How do you solve `(x+3)/(3x-6)<=2`?

Answer 1

`x in (-oo, 2) uu [3, oo)`

Explanation:

As per the question, we have

`(x+3)/(3x-6) <= 2`

`:. (x+3)/(3x-6) - 2 <= 0`

`:. (x + 3 -6x + 12)/(3x - 6) <= 0`

`:. (-5x + 15)/(3x - 6) <= 0`

`:. (5x - 15)/(3x - 6) >= 0`

`:. (5(x-3))/(3(x-2)) >= 0`

`:.` By Wavy Curve Method we get,

Note : In the image the orange region represents the area on the numberline to which `x` belongs, i.e from `-oo` to `2` and `3` to `oo`.

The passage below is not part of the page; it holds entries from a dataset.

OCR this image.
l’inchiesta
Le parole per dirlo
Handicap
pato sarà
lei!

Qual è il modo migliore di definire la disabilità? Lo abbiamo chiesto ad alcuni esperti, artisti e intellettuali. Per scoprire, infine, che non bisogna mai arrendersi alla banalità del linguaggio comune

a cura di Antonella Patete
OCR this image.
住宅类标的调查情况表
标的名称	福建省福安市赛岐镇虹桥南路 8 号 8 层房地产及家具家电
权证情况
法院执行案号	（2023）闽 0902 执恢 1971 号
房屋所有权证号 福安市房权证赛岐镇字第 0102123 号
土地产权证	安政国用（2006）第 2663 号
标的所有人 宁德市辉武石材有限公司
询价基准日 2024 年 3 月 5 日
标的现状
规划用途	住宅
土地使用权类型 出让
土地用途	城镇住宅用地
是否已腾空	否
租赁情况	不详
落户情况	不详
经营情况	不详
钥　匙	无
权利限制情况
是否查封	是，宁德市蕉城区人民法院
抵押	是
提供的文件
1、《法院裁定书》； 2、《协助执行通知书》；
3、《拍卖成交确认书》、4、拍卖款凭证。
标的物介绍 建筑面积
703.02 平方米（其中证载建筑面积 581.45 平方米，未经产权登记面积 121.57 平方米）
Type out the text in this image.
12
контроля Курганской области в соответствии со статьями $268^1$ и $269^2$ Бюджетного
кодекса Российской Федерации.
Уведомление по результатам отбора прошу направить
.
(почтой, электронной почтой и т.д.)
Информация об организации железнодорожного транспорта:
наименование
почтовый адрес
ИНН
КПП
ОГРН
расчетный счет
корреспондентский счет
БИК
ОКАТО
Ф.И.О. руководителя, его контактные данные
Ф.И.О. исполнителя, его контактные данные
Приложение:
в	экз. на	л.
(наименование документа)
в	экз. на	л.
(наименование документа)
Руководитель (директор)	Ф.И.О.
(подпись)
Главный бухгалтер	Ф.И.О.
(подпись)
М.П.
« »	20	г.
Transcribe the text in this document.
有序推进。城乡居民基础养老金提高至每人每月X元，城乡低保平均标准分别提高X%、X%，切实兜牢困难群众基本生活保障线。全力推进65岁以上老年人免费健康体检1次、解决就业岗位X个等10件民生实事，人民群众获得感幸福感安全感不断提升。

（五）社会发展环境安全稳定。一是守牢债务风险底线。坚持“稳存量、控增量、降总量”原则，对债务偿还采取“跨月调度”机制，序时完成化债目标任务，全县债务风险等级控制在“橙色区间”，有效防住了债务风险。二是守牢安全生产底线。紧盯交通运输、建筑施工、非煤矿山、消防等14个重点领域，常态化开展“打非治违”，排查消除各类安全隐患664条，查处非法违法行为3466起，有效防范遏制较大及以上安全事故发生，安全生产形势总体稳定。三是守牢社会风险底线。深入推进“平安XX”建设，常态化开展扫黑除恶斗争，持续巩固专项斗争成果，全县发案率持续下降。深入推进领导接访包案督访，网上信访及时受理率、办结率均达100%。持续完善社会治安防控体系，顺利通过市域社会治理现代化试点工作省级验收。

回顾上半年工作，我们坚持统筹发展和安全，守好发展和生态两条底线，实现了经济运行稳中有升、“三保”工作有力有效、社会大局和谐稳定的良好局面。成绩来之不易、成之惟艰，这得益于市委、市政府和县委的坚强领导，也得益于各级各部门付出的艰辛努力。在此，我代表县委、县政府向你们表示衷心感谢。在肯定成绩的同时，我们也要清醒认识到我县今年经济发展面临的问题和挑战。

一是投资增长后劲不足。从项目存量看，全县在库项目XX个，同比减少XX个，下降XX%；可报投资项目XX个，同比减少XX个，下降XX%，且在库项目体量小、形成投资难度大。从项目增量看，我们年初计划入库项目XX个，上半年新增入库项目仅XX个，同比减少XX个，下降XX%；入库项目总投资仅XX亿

`x in (-oo, 2) uu [3, oo)`

Hence, the answer.

Answer 2

`color(blue)((-oo,2)uu[3,oo)`

Explanation:

`(x+3)/(3x-6) <=2`

Multiply by `(3x-6)^2` ( valid since this is always positive )

`(3x-6)(x+3)<=2(3x-6)^2`

`3x^2+3x-18<=18x^2-72x+72`

`15x^2-75x+90>=0`

Factor:

`(15x-30)(x-3)>=0`

`(15x-30)(x-3)=0=>x=2,x=3`

Using signs of brackets:

For:

`2<=x<=3`

`+ - >=0color(white)(888)` False

For:

`x<=2`

`- - >=0color(white)(888)` True

For:

`x>=3`

`+ + >=0color(white)(888)` True

Solutions in interval notation:

`(-oo,2)uu[3,oo)`

Notice the use of a open interval for 2, this is because for `x= 2` the denominator would be zero.